The Diary of Me by Candi Vandegrift

 What happened to the girl who danced like no one was watching?
What happened to the girl who sang like no one could hear?
I seem to have lost her along the way.
How do I get her back? I don’t even know where to start.
...
What happened to the girl who gave her whole heart and nothing less?
What happened to the girl whose passion was equal only to her stubbornness?
Well, I guess the stubbornness remains, but where is the passion?
Being just fine has become good enough.

I used to eat, breath, and taste life.
I would leap before looking…and it felt great.
I wanted to try everything at least once and travel the world.
Now my world may as well be a box.

Did I lose that girl when I became sick?
Did I lose her when the passion became fire and she got burned?
But, I need to get back to her; she is a part of me.
And without that part, I will never be complete.

Thursday, May 10, 2012

The Story of Ian & Larissa (Original)


"Marriage is not mainly about prospering economically. It is mainly about displaying the covenant-keeping love between Christ and His Church. Knowing Christ is more important than making a living. Treasuring Christ is more important than bearing children. Either way, it is short. It may have many bright days or it may be covered with clouds. But if we set our face to make of marriage mainly what God designed it to be, no sorrows and no calamities can stand in our way. Every one of them will be not an obstacle to success, but a way to succeed." -John Piper
Okay, this clip made me cry, like 'find a box of tissues cry'!  Probably because, I know this is the reality Nate thought he would have to face.  He has told me about his early days in the hospital designing wheelchair ramps for our house and trying to wrap his mind around doctors suggesting he begin looking at nursing homes before I "woke up or came out of my drug-induced coma".  Either way, he was going to be there for me, honoring his commitment "in good times and bad, in sickness AND in health".  Sometimes it feels like there has been more sickness than health but then I watch this and in reminded of how blessed I am and, maybe there is more "health" than it sometimes feels like! Either way, I am so inspired and encouraged by this couple!! I hope you are too!

Wednesday, May 2, 2012

"But, you don't have to take my word for it....."
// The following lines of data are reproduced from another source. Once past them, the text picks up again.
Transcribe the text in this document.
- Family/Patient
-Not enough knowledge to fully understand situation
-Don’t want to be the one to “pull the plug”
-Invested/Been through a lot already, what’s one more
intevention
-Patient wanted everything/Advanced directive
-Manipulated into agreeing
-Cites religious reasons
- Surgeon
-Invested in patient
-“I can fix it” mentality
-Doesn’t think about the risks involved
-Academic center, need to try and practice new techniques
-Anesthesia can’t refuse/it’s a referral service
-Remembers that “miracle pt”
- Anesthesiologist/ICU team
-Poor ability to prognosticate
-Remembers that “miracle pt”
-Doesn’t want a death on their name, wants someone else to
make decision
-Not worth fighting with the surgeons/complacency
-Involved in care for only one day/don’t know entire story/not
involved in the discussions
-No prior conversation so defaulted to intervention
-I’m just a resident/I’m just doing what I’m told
Here are a few of my favorite "survivor books" (job hazard) in case you don't like what I have to say or how I say it, get a copy of these or look for them at your local library(or request they purchase them and help raise awareness):

Gifts from the Broken Jar: Rediscovering Hope, Beauty, and Joy by PJ Long and she writes a guide that helped her reorganize her life Brain on a String: And Other Ways to Stay Organized When Your Mind Isn't
In an Instant: A Family's Journey of Love and Healing by Bob and Lee Woodruff
Over My Head: A Doctor's Own Story of Head Injury from the Inside Looking Out by Claudia Osborn
Where is the Mango Princess? A Journey Back from Brain Injury by Cathy Crimmins
Rebooting My Brain: How a Freak Aneurysm Reframed My Life by Maria Ross
The Other Side of the Rainbow by Mickey Antu-Urias

AND unrelated to brain injury specifically:
The Emotional Struggle by Brandon Ryan

BUT if you want the most wonderfully illustrated children's book out there:
Where is Paco now? Donde esta Paco ahora??  by Cristina Louise and illustrated by Michelle McIlroy!!!